© JUNGE FREIHEIT Verlag GmbH & Co. www.jungefreiheit.de 39/17 / 22. September 2017

Blick in die Medien
Twitter löscht Mauertote
Tobias Dahlbrügge

Der Berliner AfD-Abgeordnete Ronald Gläser muß künftig auf den Kurznachrichtendienst Twitter verzichten: Sein Nutzerkonto ist seit dem 13. September gesperrt. Zuvor hatte der Pressesprecher des Berliner AfD-Landesverbandes ein bissiges Satiremotiv über die Linkspartei hochgeladen. Unter der Überschrift „Damals und heute“ hatte er einem aktuellen Wahlkampfplakat der Linken mit dem Text „Flüchtlinge schützen, nicht ertrinken lassen. Die Linke“ ein fiktives Poster mit dem Slogan „Flüchtlinge erschießen, nicht entkommen lassen. Die SED“ gegenübergestellt. Daraufhin sperrte Twitter Gläsers Zugang.

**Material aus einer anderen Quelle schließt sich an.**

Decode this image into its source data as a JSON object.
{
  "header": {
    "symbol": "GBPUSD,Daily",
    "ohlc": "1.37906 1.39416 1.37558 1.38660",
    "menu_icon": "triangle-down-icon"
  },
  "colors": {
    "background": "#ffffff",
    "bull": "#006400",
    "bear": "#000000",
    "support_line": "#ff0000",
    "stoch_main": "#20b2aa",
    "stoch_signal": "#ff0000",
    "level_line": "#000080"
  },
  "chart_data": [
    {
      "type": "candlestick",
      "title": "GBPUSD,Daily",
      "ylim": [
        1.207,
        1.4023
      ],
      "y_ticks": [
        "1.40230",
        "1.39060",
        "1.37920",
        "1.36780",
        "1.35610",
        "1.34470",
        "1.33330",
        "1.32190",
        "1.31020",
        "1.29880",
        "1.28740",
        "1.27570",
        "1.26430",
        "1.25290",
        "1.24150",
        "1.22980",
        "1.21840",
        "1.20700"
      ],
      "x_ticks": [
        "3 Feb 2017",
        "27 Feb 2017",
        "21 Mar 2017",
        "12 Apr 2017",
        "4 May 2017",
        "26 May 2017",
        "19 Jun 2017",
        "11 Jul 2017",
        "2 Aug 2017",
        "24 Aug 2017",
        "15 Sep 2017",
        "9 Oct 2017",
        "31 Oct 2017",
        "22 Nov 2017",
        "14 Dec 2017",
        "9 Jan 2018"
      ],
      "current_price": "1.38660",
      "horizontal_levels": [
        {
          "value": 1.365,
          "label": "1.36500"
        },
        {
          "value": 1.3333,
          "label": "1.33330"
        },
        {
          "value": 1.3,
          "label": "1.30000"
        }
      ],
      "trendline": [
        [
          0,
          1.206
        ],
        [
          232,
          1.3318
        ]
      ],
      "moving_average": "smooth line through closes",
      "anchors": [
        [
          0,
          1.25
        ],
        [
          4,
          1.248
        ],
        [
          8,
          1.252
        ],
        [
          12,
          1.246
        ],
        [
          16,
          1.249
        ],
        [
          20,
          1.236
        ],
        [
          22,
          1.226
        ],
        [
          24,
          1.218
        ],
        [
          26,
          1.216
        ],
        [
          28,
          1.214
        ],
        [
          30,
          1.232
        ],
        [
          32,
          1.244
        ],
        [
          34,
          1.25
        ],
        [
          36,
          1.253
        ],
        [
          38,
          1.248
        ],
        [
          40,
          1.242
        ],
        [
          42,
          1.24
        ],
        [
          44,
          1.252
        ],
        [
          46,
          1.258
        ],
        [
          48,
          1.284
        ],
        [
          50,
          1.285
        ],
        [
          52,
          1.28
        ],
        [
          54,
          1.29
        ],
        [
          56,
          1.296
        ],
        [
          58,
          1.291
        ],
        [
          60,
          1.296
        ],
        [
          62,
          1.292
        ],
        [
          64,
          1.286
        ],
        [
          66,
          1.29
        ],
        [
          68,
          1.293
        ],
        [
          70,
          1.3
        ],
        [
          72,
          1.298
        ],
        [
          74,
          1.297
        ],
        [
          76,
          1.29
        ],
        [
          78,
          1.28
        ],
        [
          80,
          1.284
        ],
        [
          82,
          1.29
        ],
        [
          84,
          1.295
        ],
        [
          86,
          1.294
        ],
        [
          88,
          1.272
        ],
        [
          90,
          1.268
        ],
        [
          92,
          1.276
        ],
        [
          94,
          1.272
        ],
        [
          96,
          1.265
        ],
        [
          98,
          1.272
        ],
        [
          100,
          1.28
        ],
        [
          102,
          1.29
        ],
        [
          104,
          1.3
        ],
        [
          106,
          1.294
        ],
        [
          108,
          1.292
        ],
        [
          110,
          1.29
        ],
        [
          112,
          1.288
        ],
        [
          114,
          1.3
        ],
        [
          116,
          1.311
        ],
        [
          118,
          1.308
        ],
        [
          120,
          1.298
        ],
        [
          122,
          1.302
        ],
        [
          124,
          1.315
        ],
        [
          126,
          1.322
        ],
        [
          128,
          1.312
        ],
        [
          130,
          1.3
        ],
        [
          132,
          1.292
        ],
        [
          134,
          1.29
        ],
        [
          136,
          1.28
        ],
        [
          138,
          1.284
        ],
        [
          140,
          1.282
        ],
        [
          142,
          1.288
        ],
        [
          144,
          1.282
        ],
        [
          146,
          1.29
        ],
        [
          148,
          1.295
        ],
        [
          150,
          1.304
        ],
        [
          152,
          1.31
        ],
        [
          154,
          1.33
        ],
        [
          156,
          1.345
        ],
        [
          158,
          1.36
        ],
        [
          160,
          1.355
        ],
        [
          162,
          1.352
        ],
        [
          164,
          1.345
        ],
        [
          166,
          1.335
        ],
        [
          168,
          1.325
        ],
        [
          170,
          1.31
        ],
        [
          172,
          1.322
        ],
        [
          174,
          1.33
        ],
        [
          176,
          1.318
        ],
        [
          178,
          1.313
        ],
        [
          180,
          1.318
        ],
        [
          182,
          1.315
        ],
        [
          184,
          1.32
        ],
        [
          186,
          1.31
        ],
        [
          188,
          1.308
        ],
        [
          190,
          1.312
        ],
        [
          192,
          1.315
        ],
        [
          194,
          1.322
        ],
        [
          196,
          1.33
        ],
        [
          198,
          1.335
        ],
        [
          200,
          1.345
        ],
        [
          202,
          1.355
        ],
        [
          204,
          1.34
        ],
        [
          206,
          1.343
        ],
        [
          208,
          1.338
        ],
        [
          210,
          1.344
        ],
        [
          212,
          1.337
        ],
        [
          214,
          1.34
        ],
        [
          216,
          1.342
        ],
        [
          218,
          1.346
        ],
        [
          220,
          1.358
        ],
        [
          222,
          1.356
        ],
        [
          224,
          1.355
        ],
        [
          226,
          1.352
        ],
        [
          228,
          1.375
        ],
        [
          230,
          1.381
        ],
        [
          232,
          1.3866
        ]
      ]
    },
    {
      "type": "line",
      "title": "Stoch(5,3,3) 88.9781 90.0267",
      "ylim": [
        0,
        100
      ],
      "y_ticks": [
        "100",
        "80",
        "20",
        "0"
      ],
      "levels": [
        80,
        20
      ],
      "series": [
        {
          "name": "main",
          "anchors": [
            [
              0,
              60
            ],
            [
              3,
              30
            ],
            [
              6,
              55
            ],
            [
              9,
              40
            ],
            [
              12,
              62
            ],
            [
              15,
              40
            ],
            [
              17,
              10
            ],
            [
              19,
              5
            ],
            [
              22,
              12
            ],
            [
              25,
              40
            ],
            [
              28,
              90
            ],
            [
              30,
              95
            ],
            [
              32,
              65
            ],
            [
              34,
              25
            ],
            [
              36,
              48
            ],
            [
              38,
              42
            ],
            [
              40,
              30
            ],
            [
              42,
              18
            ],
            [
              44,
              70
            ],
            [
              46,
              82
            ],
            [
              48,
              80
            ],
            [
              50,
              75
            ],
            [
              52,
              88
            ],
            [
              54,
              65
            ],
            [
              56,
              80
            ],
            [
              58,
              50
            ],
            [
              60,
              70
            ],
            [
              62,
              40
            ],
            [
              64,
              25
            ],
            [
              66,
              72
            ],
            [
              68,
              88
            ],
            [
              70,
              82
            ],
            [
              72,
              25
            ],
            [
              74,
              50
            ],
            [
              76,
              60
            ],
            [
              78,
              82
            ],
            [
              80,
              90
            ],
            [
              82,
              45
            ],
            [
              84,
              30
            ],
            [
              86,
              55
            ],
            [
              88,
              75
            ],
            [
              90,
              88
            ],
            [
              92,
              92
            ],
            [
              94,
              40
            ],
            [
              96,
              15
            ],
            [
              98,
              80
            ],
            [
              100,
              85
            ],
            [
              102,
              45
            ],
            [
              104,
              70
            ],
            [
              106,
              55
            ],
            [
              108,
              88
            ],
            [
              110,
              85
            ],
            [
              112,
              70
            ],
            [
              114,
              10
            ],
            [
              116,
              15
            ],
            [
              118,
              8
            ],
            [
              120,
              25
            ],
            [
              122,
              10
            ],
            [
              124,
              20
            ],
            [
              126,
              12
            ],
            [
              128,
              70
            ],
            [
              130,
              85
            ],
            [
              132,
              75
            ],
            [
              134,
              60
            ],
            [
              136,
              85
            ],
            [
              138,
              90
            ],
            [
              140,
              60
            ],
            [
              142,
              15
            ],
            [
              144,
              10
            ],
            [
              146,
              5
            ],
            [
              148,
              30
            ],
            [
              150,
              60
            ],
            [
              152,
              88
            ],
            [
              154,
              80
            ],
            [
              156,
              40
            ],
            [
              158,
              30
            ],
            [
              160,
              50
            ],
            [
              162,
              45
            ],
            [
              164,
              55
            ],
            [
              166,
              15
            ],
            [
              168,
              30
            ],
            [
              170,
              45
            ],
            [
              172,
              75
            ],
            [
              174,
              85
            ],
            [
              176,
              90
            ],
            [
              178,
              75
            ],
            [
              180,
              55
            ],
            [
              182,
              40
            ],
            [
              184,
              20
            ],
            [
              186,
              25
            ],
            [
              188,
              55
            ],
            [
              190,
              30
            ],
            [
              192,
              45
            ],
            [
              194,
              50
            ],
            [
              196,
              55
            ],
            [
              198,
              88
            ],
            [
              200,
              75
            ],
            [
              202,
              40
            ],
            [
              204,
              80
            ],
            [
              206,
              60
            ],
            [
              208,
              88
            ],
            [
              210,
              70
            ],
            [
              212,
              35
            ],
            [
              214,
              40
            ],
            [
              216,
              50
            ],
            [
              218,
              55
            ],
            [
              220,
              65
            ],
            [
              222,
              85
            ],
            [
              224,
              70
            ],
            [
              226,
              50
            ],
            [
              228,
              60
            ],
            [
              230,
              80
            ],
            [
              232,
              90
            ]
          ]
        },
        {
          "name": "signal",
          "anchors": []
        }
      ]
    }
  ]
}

Eine Kontaktaufnahme zu dem Konzern ist nicht möglich. Anfragen bleiben unbeantwortet.

Der Dienst informierte ihn, der Beitrag verstoße „gegen Twitter-Regeln“, die nicht genauer bezeichnet wurden. Würde er den Tweet umgehend löschen, könne er zwölf Stunden später wieder auf seinen Account zugreifen. Für Gläser kam das nicht in Frage. Er kritisiert: „Es ist ein Skandal, daß sich Twitter zum Handlanger der Linkspartei macht“, denn sein Tweet sei eine sarkastische Auseinandersetzung mit einem dunklen Kapitel deutscher Geschichte und keine sogenannte „Haß-Sprache“. Zudem sei völlig intransparent, ob Gläsers Mitteilung manuell oder automatisch entfernt wurde. „Die Sperrung durch einen Algorithmus wäre noch einigermaßen nachvollziehbar, denn Roboter erkennen keinen Sarkasmus.“ Doch eine normale Kontaktaufnahme mit dem Konzern zur Klärung ist nicht möglich, auf Anfragen erhielt Gläser keine Antwort.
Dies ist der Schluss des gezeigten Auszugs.